Chilomycterus dzonotensis Temporal range: Late Miocene/Early Pliocene PreꞒ Ꞓ O S D C P T J K Pg N

Scientific classification
- Kingdom: Animalia
- Phylum: Chordata
- Class: Actinopterygii
- Division: Teleostei
- Order: Tetraodontiformes
- Family: Diodontidae
- Genus: Chilomycterus
- Species: †C. dzonotensis
- Binomial name: †Chilomycterus dzonotensis Cantalice et al., 2025

= Chilomycterus dzonotensis =

- Genus: Chilomycterus
- Species: dzonotensis
- Authority: Cantalice et al., 2025

Extinct species of fish

Chilomycterus dzonotensis is an extinct species of burrfish that inhabited the waters around the Yucatan Peninsula during the Neogene period.

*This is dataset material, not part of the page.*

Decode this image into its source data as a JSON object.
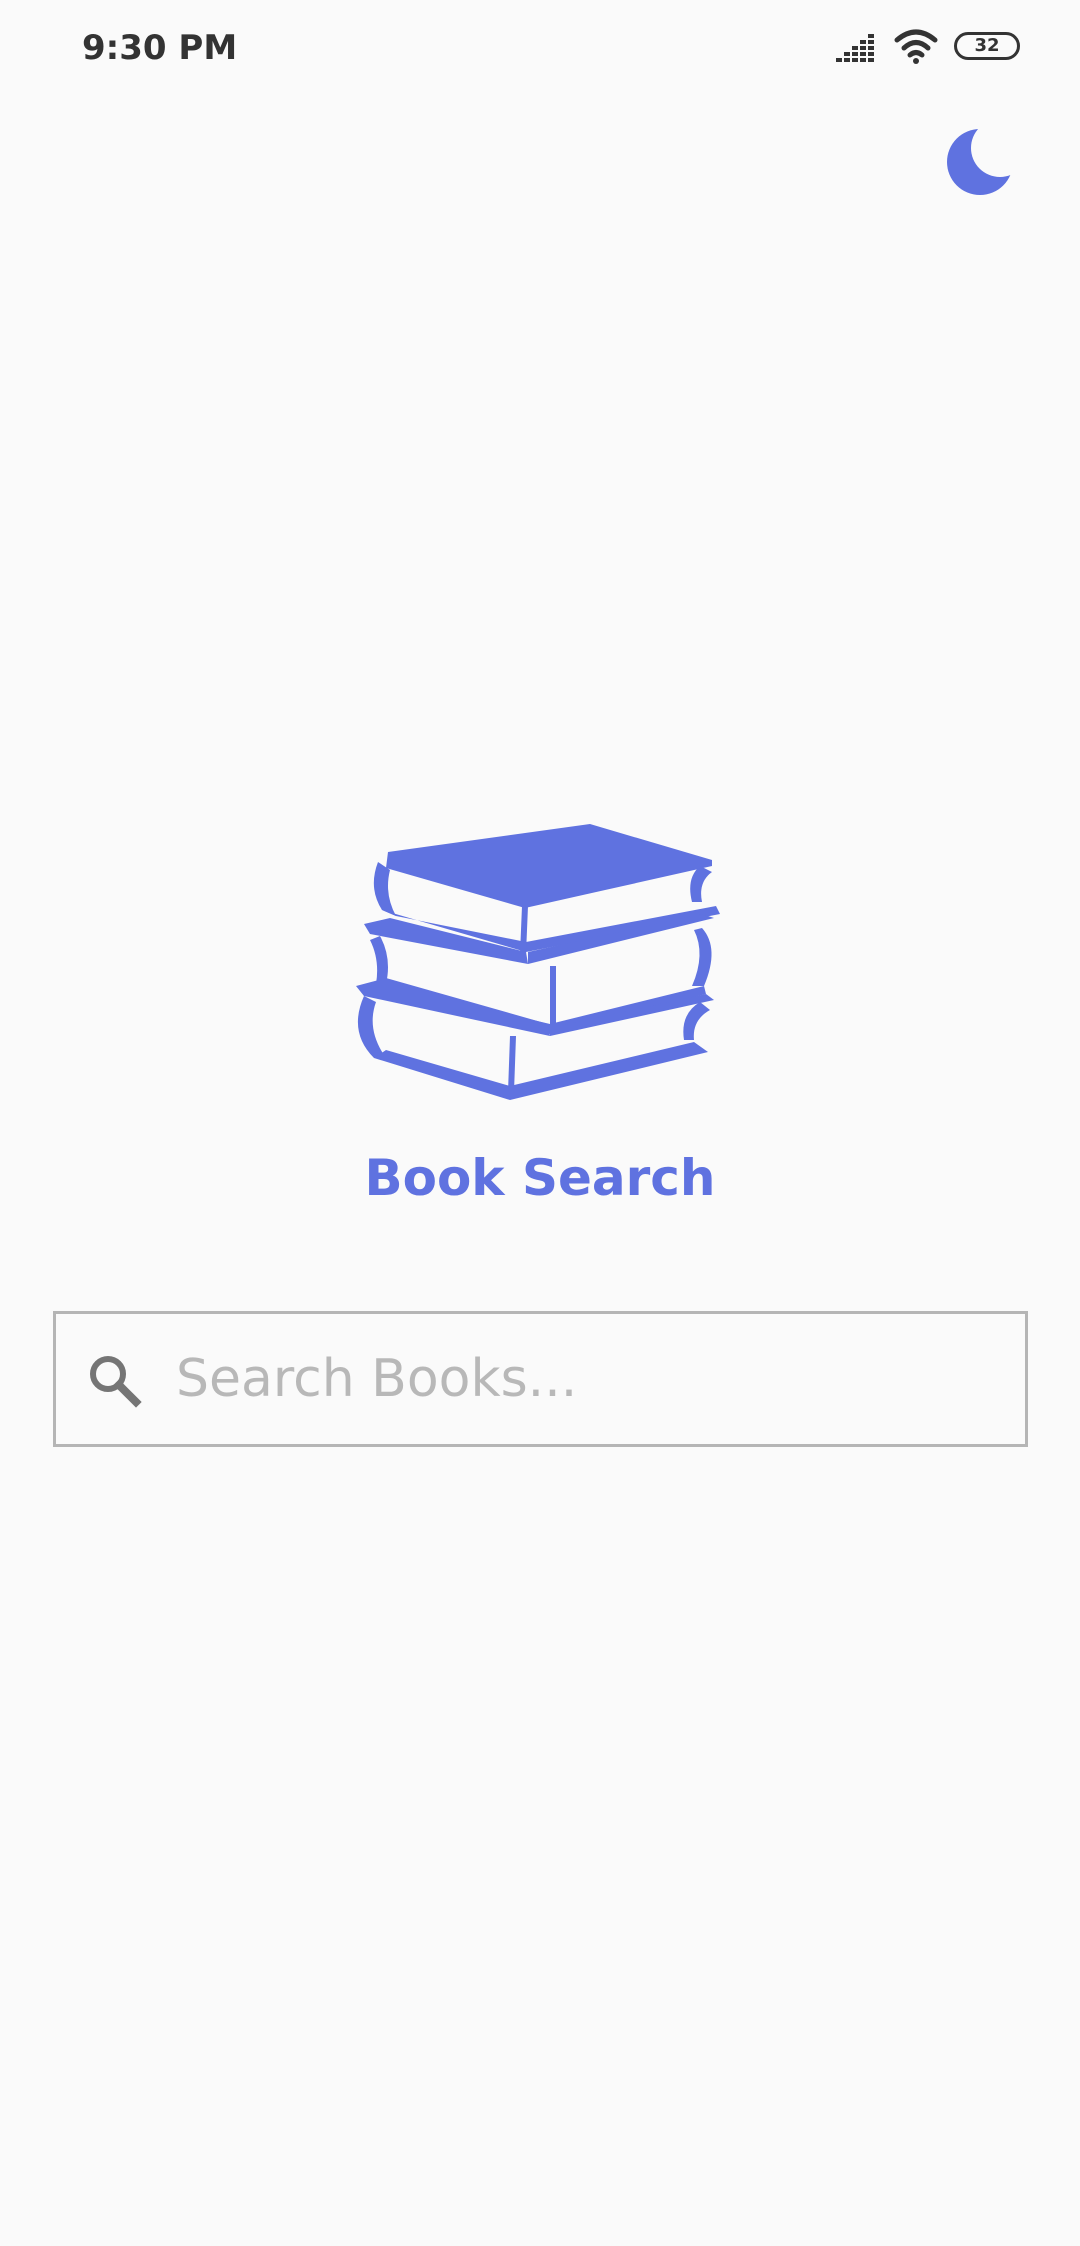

The species name derives from d'zonot, the Mayan word for "sinkhole" (eventually translated into the Spanish and English cenote).

== Distribution ==
Fossils of C. dzonotensis are known from the Carrillo Puerto Formation, dating to the boundary between the Late Miocene and Early Pliocene. As suggested by the species name, these fossils were recovered via cave diving within cenotes (the "X-Nabuy" Cenote), at a depth of about 40 to 50 m below the surface.